To whom is this letter addressed? The de facto editors of the Magasin des demoiselles were quite appropriately two women: Joséphine Desrez and Caroline Genevay. But by French law, the de jure editors had to have been their husbands, Eugène-Louis Desrez, the director of the Journal des connaissances utiles, and Antoine-Joseph Genevay, the journalist, critic, and early feminist who had earlier edited a Journal de femmes. Berlioz knew Genevay as a fellow member of the Association des Artistes-Musiciens. Given the composer’s gentle sarcasm, it is presumably Genevay who is the “Monsieur” of Berlioz’s salutation.
By the time of the last installment of Berlioz’s Russian series, which appeared in the Magasin des demoiselles on April 25, 1856, the Treaty of Paris had concluded the business of a conflict that had never been popular in France, most historians agree, in part because photographic journalism had for the first time graphically demonstrated the true horrors of war. Still, instead of concluding the series in the way it appears in chapter 56 [1] of the Mémoires, with a remark about the King of Prussia, Friedrich-Wilhelm IV—“The King of Prussia is no longer the sole European sovereign interested in music. There are two others: the young King of Hanover [George V], and the Grand-Duke of Weimar [Carl Alexander]. In all, three!”—Berlioz rather concluded with what we might regard as a profession of faith:
There you have, Monsieur le Directeur, everything I can say of my travels in Russia. And yet, if, since my return to France, I have often reflected nostalgically upon that ardent and intelligent public, upon those splendid musical soirées, upon those grandiose performances in Saint Petersburg, and upon the gracious hospitality of the Russian people, you must believe me when I say that I am no less a patriot than you, and that I am proud to be French.

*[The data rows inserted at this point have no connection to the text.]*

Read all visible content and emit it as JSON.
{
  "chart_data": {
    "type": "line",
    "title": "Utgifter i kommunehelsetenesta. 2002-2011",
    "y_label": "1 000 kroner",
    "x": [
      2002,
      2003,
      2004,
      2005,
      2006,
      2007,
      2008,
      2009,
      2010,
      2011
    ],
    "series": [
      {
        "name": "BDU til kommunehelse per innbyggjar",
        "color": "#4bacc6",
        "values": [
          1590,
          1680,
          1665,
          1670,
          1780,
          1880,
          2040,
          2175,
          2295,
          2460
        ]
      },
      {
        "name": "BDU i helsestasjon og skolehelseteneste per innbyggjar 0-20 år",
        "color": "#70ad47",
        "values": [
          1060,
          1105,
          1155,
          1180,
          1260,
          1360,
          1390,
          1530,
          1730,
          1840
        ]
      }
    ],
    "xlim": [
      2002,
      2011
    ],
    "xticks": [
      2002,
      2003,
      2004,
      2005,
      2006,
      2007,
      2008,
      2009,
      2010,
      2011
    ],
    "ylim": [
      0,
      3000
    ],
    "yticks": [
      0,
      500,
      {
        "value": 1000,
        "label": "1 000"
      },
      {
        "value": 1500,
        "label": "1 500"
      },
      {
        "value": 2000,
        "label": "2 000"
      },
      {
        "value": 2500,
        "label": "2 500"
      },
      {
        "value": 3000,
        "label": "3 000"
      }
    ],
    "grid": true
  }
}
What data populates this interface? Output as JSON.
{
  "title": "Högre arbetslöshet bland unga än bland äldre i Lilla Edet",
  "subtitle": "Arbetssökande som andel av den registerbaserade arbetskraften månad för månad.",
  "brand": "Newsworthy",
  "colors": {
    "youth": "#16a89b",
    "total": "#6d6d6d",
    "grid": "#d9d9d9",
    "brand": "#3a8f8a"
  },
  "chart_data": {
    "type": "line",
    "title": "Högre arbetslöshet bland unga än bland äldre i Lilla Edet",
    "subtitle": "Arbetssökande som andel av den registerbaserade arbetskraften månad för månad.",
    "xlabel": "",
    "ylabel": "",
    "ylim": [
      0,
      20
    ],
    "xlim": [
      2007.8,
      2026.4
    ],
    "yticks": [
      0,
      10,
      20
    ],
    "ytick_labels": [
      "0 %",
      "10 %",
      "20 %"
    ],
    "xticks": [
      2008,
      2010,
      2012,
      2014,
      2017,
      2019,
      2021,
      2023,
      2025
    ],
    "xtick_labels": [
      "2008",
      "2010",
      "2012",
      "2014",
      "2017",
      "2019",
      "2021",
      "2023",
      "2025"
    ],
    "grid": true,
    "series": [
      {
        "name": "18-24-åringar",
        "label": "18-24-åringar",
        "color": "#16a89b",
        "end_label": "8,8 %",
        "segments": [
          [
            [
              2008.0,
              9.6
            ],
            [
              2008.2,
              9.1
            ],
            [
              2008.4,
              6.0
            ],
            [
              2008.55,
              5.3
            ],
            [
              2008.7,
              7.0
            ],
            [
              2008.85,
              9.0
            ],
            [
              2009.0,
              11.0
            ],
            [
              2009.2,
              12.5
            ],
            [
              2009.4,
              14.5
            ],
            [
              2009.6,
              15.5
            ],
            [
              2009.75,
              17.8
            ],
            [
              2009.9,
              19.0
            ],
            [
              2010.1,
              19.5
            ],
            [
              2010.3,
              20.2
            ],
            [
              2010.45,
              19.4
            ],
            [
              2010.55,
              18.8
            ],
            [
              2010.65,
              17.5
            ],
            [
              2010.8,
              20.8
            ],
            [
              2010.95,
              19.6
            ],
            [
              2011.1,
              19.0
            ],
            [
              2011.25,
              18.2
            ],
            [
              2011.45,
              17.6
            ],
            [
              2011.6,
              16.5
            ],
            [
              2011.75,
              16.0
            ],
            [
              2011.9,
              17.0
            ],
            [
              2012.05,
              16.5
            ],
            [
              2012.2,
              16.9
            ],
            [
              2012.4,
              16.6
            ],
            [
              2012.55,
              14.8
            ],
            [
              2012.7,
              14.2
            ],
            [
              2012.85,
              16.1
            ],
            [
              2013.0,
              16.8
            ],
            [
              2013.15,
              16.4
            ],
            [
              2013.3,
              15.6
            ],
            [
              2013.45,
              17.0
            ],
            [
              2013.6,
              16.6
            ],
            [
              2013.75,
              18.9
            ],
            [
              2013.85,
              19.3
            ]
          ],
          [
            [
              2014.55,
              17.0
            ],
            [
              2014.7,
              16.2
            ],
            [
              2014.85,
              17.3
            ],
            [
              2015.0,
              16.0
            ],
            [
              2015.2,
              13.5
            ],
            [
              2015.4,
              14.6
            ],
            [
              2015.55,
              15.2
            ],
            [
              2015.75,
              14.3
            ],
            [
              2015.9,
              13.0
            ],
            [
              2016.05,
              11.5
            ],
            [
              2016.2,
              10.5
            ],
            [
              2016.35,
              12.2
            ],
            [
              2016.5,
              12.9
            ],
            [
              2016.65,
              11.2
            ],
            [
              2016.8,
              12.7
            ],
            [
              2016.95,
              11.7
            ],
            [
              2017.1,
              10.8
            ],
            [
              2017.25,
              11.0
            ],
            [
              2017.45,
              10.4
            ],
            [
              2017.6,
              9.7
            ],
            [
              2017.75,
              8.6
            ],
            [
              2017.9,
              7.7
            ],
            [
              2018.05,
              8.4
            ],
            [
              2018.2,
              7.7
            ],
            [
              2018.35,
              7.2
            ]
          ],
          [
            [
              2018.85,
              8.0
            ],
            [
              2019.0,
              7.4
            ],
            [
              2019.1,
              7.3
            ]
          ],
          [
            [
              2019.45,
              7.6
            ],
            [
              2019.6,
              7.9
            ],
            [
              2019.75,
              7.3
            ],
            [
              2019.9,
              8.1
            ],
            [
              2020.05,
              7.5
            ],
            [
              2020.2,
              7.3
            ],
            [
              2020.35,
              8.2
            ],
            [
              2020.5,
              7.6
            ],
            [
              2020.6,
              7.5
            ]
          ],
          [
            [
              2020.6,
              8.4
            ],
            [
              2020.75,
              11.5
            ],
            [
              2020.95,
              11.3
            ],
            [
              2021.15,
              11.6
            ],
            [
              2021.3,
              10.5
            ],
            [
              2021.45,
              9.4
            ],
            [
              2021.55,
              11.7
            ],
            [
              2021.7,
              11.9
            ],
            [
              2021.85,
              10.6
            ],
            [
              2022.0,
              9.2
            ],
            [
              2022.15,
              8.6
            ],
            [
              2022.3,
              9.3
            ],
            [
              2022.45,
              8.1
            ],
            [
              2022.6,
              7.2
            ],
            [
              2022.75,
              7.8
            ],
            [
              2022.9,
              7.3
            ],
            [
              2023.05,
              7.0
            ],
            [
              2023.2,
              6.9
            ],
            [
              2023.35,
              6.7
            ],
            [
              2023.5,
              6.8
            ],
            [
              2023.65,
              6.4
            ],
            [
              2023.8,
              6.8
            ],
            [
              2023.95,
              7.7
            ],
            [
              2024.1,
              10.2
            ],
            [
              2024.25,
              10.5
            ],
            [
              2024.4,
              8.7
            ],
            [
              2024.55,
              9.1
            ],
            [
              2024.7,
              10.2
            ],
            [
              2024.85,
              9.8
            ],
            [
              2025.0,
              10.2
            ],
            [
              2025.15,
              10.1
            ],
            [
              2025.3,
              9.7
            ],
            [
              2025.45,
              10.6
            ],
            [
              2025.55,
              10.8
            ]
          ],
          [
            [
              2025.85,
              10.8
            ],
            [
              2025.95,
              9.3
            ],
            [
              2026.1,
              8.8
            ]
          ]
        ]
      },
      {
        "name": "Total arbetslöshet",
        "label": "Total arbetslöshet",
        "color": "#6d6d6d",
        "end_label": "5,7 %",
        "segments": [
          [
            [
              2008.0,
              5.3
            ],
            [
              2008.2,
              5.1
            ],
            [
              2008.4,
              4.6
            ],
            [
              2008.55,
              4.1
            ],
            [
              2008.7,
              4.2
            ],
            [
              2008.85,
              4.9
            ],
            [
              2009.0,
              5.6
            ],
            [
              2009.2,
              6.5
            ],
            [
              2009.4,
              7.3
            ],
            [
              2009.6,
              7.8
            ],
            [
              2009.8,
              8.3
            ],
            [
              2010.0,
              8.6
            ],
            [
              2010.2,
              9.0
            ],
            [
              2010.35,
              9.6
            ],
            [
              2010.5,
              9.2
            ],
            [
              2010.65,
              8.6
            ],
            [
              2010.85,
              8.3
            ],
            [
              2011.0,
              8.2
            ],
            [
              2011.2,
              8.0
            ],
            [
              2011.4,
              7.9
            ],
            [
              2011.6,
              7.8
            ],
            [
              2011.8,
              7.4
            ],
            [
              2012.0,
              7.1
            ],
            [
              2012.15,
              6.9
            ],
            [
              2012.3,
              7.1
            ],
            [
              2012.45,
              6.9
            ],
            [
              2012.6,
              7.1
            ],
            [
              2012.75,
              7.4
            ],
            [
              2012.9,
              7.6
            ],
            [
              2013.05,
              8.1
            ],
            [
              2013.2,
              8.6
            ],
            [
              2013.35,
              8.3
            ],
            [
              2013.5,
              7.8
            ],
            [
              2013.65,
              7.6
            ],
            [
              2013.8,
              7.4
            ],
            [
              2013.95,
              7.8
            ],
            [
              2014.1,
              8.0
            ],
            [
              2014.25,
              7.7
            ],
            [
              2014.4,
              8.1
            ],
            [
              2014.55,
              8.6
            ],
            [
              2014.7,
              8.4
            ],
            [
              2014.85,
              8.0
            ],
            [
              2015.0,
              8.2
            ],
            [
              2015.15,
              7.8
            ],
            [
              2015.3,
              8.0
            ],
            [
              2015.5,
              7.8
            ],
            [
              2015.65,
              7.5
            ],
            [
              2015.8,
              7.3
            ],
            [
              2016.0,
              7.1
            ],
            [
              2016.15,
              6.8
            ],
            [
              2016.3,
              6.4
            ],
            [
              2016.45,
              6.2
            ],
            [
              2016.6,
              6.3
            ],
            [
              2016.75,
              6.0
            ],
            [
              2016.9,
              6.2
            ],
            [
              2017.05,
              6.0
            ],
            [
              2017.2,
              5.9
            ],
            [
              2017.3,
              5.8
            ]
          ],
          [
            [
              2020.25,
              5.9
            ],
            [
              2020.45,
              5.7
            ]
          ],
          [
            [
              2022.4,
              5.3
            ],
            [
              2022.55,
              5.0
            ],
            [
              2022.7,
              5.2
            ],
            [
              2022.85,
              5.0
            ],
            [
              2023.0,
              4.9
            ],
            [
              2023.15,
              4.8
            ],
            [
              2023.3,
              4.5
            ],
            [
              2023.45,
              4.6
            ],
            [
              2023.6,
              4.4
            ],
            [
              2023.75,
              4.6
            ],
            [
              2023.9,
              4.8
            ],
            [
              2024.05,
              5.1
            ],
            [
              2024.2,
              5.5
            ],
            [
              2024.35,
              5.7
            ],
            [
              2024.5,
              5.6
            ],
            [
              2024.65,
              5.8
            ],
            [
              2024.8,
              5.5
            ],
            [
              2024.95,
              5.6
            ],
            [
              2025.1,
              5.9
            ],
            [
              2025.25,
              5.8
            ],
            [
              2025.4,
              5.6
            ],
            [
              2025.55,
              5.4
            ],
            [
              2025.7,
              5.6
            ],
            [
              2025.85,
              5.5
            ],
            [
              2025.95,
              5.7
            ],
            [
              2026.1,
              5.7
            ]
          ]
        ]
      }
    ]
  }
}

Berlioz made no secret of his admiration for Russian cultural life. It is not surprising that Meyerbeer, when asked about potential candidates for the directorship of a not-yet-established conservatory in Saint Petersburg, wrote in 1858 to the Russian diplomat Count Vladimir Sollohub—in Paris to study the question—to recommend François-Joseph Fétis, Jacques-Fromental Halévy, and Hector Berlioz.